While this would go in the direction, I intended, it doesn't work as an annotation.

vbrandl commented 3 years ago

One more question about internals of the function: should the elements of the split be trimmed before calling from_str?

Currently 1, 2, 3 cannot be parsed, since the elements would be ["1", " 2", " 3"] (notice the leading spaces for 2 and 3). Calling trim() before from_str would fix this.

On the other hand trimming the string might lose significant whitespace...

~Also what's your opinion on being able to use a user defined separator other than ,?~ Edit: I was able to implement this

iddm commented 3 years ago

Thanks!

I think trim is something a user should decide whether to do or not, we shouldn't decide everything for the user. So I think not, it should be something we may provide a way for, but not do unconditionally. In the case of JSON, yes, the space between array elements doesn't change anything, - be it objects, or string literals or numbers, whitespace doesn't change the way they are parsed, but I am not sure about other data-interchange formats, so I don't think we should do it. If you meant the data inside an array element, then even more so, I think, we should never change the data without the user's awareness.

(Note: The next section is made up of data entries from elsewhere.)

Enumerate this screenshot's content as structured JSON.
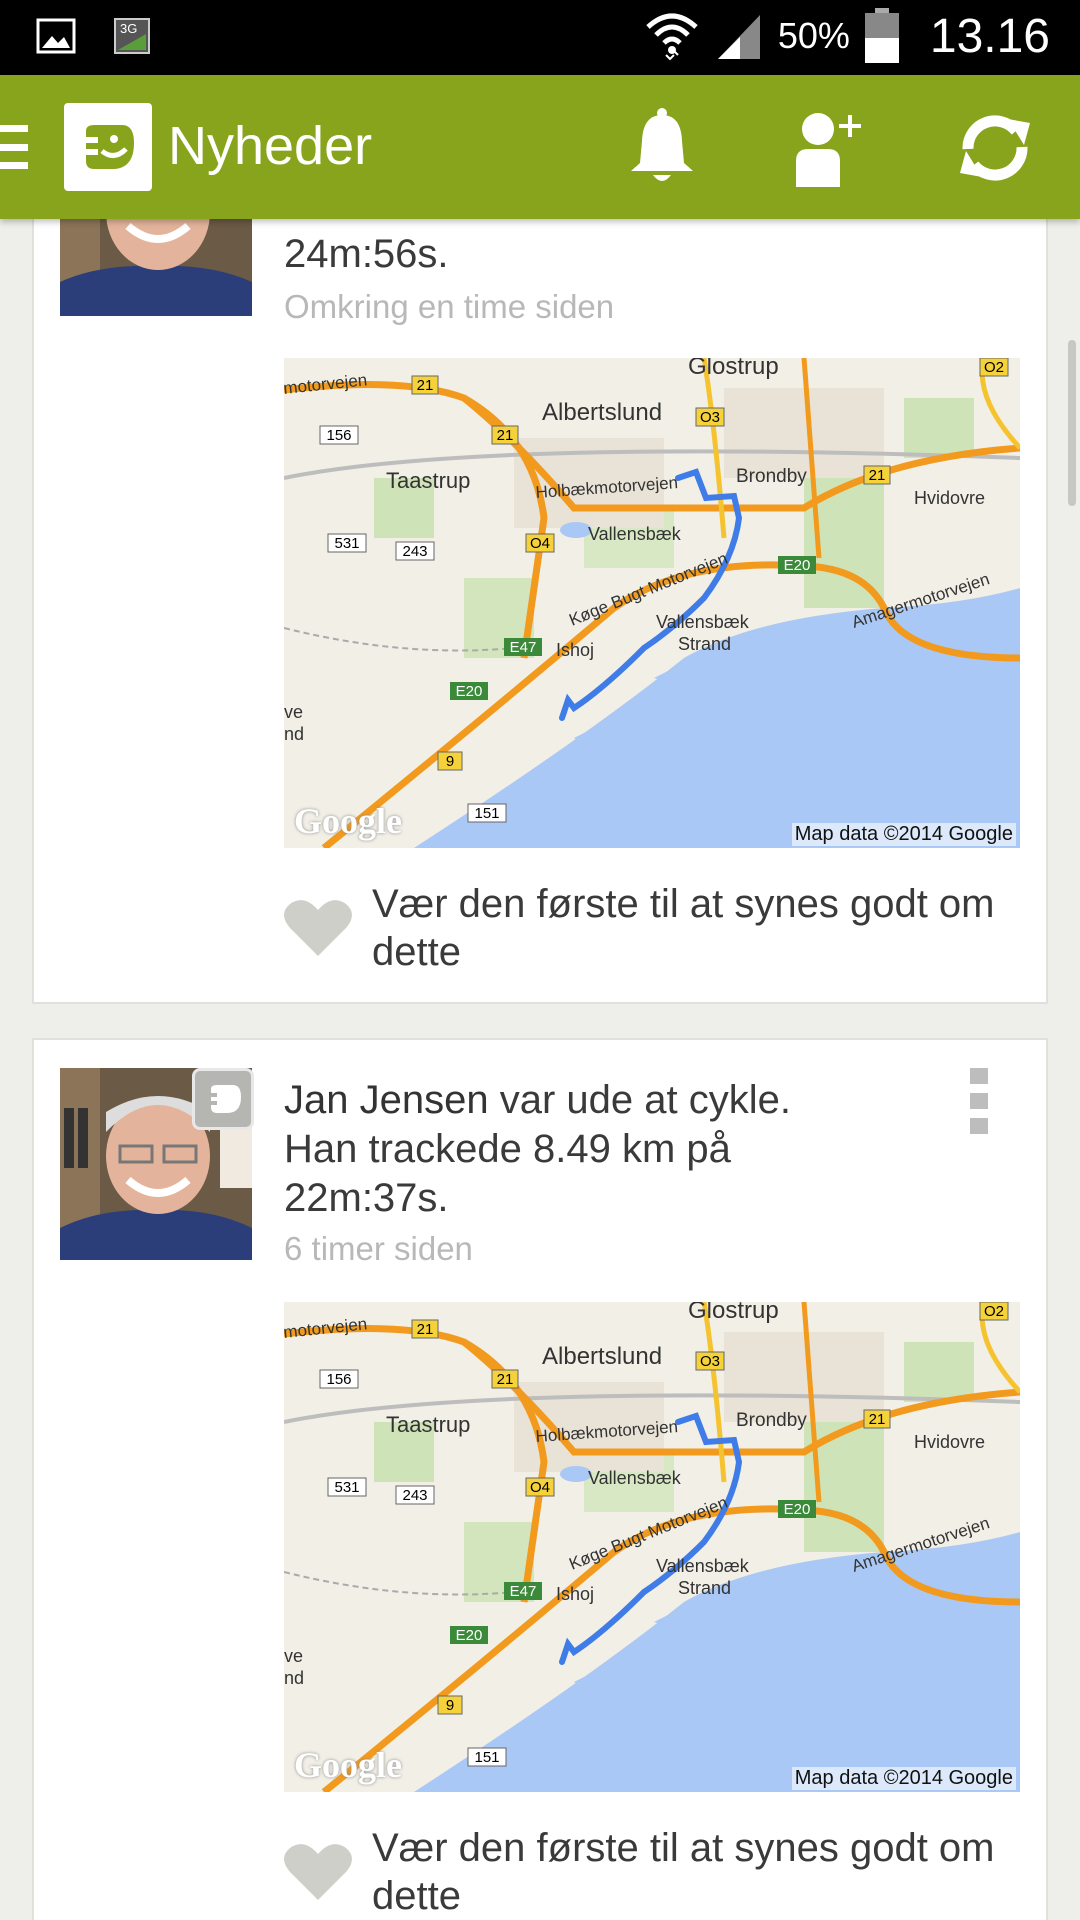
{
  "status_bar": {
    "battery": "50%",
    "time": "13.16",
    "network": "3G"
  },
  "action_bar": {
    "title": "Nyheder",
    "icons": [
      "menu-icon",
      "app-logo-icon",
      "bell-icon",
      "add-friend-icon",
      "refresh-icon"
    ]
  },
  "feed": {
    "items": [
      {
        "text_tail": "24m:56s.",
        "time": "Omkring en time siden",
        "map_credit": "Map data ©2014 Google",
        "watermark": "Google",
        "like_text": "Vær den første til at synes godt om dette"
      },
      {
        "author": "Jan Jensen",
        "action": "var ude at cykle.",
        "line2": "Han trackede 8.49 km på",
        "line3": "22m:37s.",
        "time": "6 timer siden",
        "map_credit": "Map data ©2014 Google",
        "watermark": "Google",
        "like_text": "Vær den første til at synes godt om dette"
      }
    ]
  },
  "map_labels": {
    "glostrup": "Glostrup",
    "albertslund": "Albertslund",
    "taastrup": "Taastrup",
    "brondby": "Brondby",
    "hvidovre": "Hvidovre",
    "vallensbaek": "Vallensbæk",
    "vallensbaek_strand_1": "Vallensbæk",
    "vallensbaek_strand_2": "Strand",
    "ishoj": "Ishoj",
    "holbaek": "Holbækmotorvejen",
    "koge": "Køge Bugt Motorvejen",
    "amager": "Amagermotorvejen",
    "motorvejen": "motorvejen",
    "ve": "ve",
    "nd": "nd",
    "r21": "21",
    "r156": "156",
    "r531": "531",
    "r243": "243",
    "r04": "O4",
    "r03": "O3",
    "r02": "O2",
    "e47": "E47",
    "e20": "E20",
    "r9": "9",
    "r151": "151"
  },
  "colors": {
    "action_bar": "#88a41c",
    "route": "#3f7ce8",
    "water": "#a9c8f5",
    "motorway": "#f29a1d"
  }
}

The problem you are describing with an example of numbers inside a string, yes, this won't work, but still, we let the user decide what to do next. Ideally, numbers should never be inside a string in the first place, secondly, we can't always know what the data there is and so we can't know how to deal with it, it is only the end-user who knows that.

vbrandl commented 3 years ago

You're right. Maybe something like this would help:

pub fn foo<'de, T, D, E>(
    sep: impl Fn(char) -> bool,
    parser: impl Fn(&str) -> Result<T, E>
) -> impl Fn(D) -> Result<Vec<T>, <D as serde::Deserializer<'de>>::Error>
where
    D: serde::Deserializer<'de>,
    T: serde::Deserialize<'de>,
    E: std::fmt::Display
{
  ...
}

This way, if T implements FromStr and that's the desired behavior, this can be called as foo(|c| c == ',', T::froim_str)

And if the caller wants the elements to be stripped first, it can be done like this: foo(|c| c == ',', |s| s.trim().parse::<T>())

Also this way, we can lose the T: FromStr restriction.